Z-1557.1                   _______________________________________________

 

                                                     SENATE BILL 6277

                              _______________________________________________

 

State of Washington                              53rd Legislature                             1994 Regular Session

 

By Senators Haugen, Winsley and M. Rasmussen; by request of Secretary of State

 

Read first time 01/18/94.  Referred to Committee on Law & Justice.

 

Concerning corporations that may make assessments based on real property value.

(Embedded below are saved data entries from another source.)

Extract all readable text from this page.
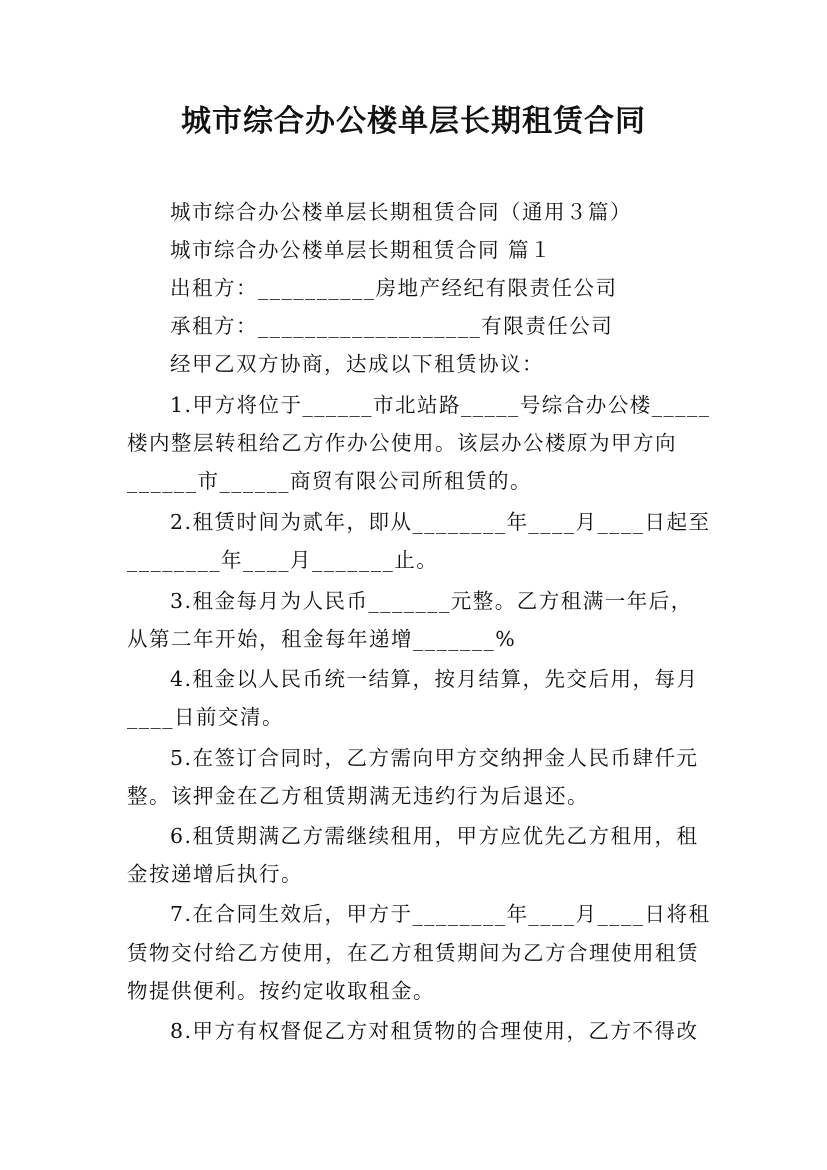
城市综合办公楼单层长期租赁合同
城市综合办公楼单层长期租赁合同（通用３篇）
城市综合办公楼单层长期租赁合同 篇１
出租方：__________房地产经纪有限责任公司
承租方：___________________有限责任公司
经甲乙双方协商，达成以下租赁协议：
1.甲方将位于______市北站路_____号综合办公楼_____
楼内整层转租给乙方作办公使用。该层办公楼原为甲方向
______市______商贸有限公司所租赁的。
2.租赁时间为贰年，即从________年____月____日起至
________年____月_______止。
3.租金每月为人民币_______元整。乙方租满一年后，
从第二年开始，租金每年递增_______%
4.租金以人民币统一结算，按月结算，先交后用，每月
____日前交清。
5.在签订合同时，乙方需向甲方交纳押金人民币肆仟元
整。该押金在乙方租赁期满无违约行为后退还。
6.租赁期满乙方需继续租用，甲方应优先乙方租用，租
金按递增后执行。
7.在合同生效后，甲方于________年____月____日将租
赁物交付给乙方使用，在乙方租赁期间为乙方合理使用租赁
物提供便利。按约定收取租金。
8.甲方有权督促乙方对租赁物的合理使用，乙方不得改
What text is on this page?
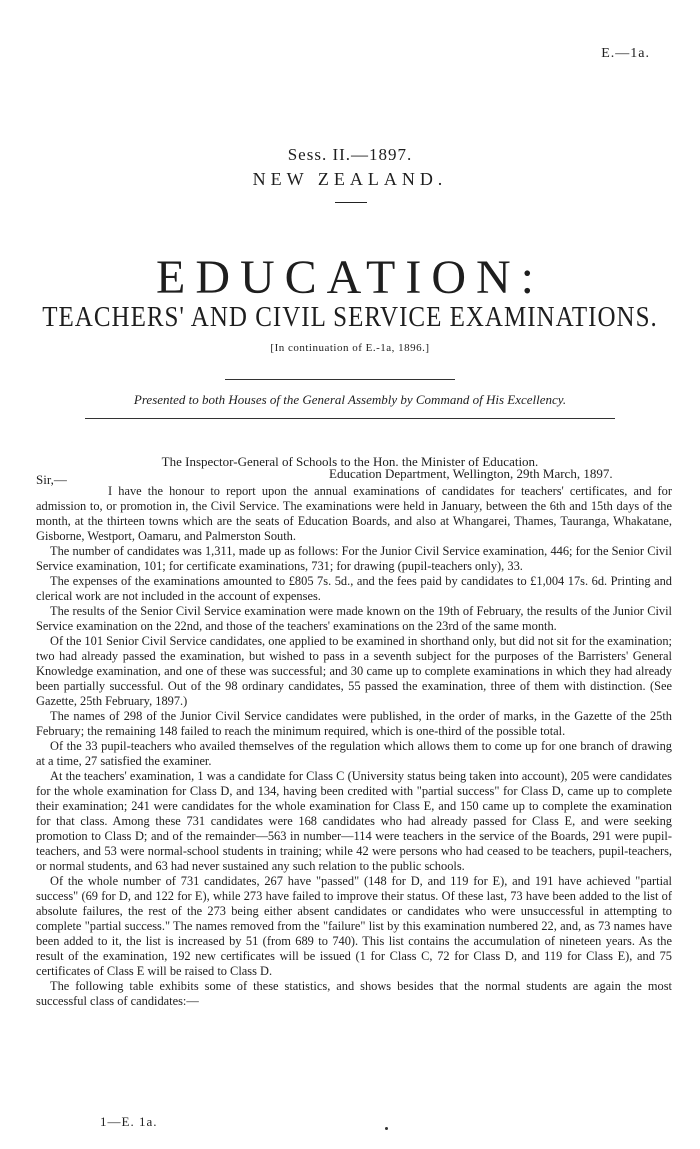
E.—1a.
Sess. II.—1897.
NEW ZEALAND.
EDUCATION:
TEACHERS' AND CIVIL SERVICE EXAMINATIONS.
[In continuation of E.-1a, 1896.]
Presented to both Houses of the General Assembly by Command of His Excellency.
The Inspector-General of Schools to the Hon. the Minister of Education.
Education Department, Wellington, 29th March, 1897.
Sir,—

I have the honour to report upon the annual examinations of candidates for teachers' certificates, and for admission to, or promotion in, the Civil Service. The examinations were held in January, between the 6th and 15th days of the month, at the thirteen towns which are the seats of Education Boards, and also at Whangarei, Thames, Tauranga, Whakatane, Gisborne, Westport, Oamaru, and Palmerston South.

The number of candidates was 1,311, made up as follows: For the Junior Civil Service examination, 446; for the Senior Civil Service examination, 101; for certificate examinations, 731; for drawing (pupil-teachers only), 33.

The expenses of the examinations amounted to £805 7s. 5d., and the fees paid by candidates to £1,004 17s. 6d. Printing and clerical work are not included in the account of expenses.

The results of the Senior Civil Service examination were made known on the 19th of February, the results of the Junior Civil Service examination on the 22nd, and those of the teachers' examinations on the 23rd of the same month.

Of the 101 Senior Civil Service candidates, one applied to be examined in shorthand only, but did not sit for the examination; two had already passed the examination, but wished to pass in a seventh subject for the purposes of the Barristers' General Knowledge examination, and one of these was successful; and 30 came up to complete examinations in which they had already been partially successful. Out of the 98 ordinary candidates, 55 passed the examination, three of them with distinction. (See Gazette, 25th February, 1897.)

The names of 298 of the Junior Civil Service candidates were published, in the order of marks, in the Gazette of the 25th February; the remaining 148 failed to reach the minimum required, which is one-third of the possible total.

Of the 33 pupil-teachers who availed themselves of the regulation which allows them to come up for one branch of drawing at a time, 27 satisfied the examiner.

At the teachers' examination, 1 was a candidate for Class C (University status being taken into account), 205 were candidates for the whole examination for Class D, and 134, having been credited with "partial success" for Class D, came up to complete their examination; 241 were candidates for the whole examination for Class E, and 150 came up to complete the examination for that class. Among these 731 candidates were 168 candidates who had already passed for Class E, and were seeking promotion to Class D; and of the remainder—563 in number—114 were teachers in the service of the Boards, 291 were pupil-teachers, and 53 were normal-school students in training; while 42 were persons who had ceased to be teachers, pupil-teachers, or normal students, and 63 had never sustained any such relation to the public schools.

Of the whole number of 731 candidates, 267 have "passed" (148 for D, and 119 for E), and 191 have achieved "partial success" (69 for D, and 122 for E), while 273 have failed to improve their status. Of these last, 73 have been added to the list of absolute failures, the rest of the 273 being either absent candidates or candidates who were unsuccessful in attempting to complete "partial success." The names removed from the "failure" list by this examination numbered 22, and, as 73 names have been added to it, the list is increased by 51 (from 689 to 740). This list contains the accumulation of nineteen years. As the result of the examination, 192 new certificates will be issued (1 for Class C, 72 for Class D, and 119 for Class E), and 75 certificates of Class E will be raised to Class D.

The following table exhibits some of these statistics, and shows besides that the normal students are again the most successful class of candidates:—

1—E. 1a.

          AN ACT Relating to corporations; and amending RCW 24.03.030, 24.03.070, and 24.03.265.

 

BE IT ENACTED BY THE LEGISLATURE OF THE STATE OF WASHINGTON:

 

        Sec. 1.  RCW 24.03.030 and 1986 c 240 s 4 are each amended to read as follows:

          A corporation subject to this chapter:

          (1) Shall not have or issue shares of stock;

          (2) Shall not make any disbursement of income to its members, directors, or officers;

          (3) Shall not loan money or credit to its officers or directors;

          (4) May pay compensation in a reasonable amount to its members, directors, or officers for services rendered;

          (5) May confer benefits upon its members in conformity with its purposes; ((and))

          (6) That has the authority through its articles of incorporation and bylaws to make and collect assessments based on the value of all or part of the real property owned by members of the corporation, shall not make the assessments except where the assessments are approved by a majority vote of the members at an annual or special meeting held under RCW 24.03.075 and to which notice of the intent to adopt an assessment has been delivered to all of the members, who are entitled to vote, not less than ten days nor more than fifty days before the date of the meeting either personally or by mail; and

          (7) Upon dissolution or final liquidation may make distributions to its members as permitted by this chapter, and no such payment, benefit, or distribution shall be deemed to be a dividend or a distribution of income.

 

        Sec. 2.  RCW 24.03.070 and 1991 c 72 s 43 are each amended to read as follows:

          The initial bylaws of a corporation shall be adopted by its board of directors.  The power to alter, amend, or repeal the bylaws or adopt new bylaws shall be vested in the board of directors unless otherwise provided in the articles of incorporation or the bylaws.  The bylaws may contain any provisions for the regulation and management of the affairs of a corporation not inconsistent with law or the articles of incorporation.  The bylaws of any corporation that has the authority through its articles of incorporation to make and collect assessments based on the value of all or part of the real property owned by members of the corporation, shall include provisions, consistent with RCW 24.03.030(6), for voting on the assessments and notice of the annual or special meetings at which the assessments are to be considered and approved.  The board may adopt emergency bylaws in the manner provided by RCW 23B.02.070.

 

        Sec. 3.  RCW 24.03.265 and 1986 c 240 s 39 are each amended to read as follows:

          Superior courts shall have full power to liquidate the assets and affairs of a corporation:

          (1) In an action by a member, director, or the attorney general when it is made to appear:

          (a) That the directors are deadlocked in the management of the corporate affairs and that irreparable injury to the corporation is being suffered or is threatened by reason thereof, and either that the members are unable to break the deadlock or there are no members having voting rights; or

          (b) That the acts of the directors or those in control of the corporation are illegal, oppressive or fraudulent; or

          (c) That the corporate assets are being misapplied or wasted; or

          (d) A corporation has made, collected, or attempted to collect assessments based on the value of all or part of the real property owned by members of the corporation without an express authority to make the assessments in its articles of incorporation or without proper notice or approval as required under RCW 24.03.030 and 24.03.080 or in violation of the provisions of its bylaws; or

          (e) That the corporation is unable to carry out its purposes.

          (2) In an action by a creditor:

          (a) When the claim of the creditor has been reduced to judgment and an execution thereon has been returned unsatisfied and it is established that the corporation is insolvent; or

          (b) When the corporation has admitted in writing that the claim of the creditor is due and owing and it is established that the corporation is insolvent.

          (3) Upon application by a corporation to have its dissolution continued under the supervision of the court.

          (4) When an action has been filed by the attorney general to dissolve a corporation under the provisions of this chapter and it is established that liquidation of its affairs should precede the entry of a decree of dissolution.

          Proceedings under subsections (1), (2), or (3) of this section shall be brought in the county in which the registered office or the principal office of the corporation is situated.

          It shall not be necessary to make directors or members parties to any ((such)) action or proceedings unless relief is sought against them personally.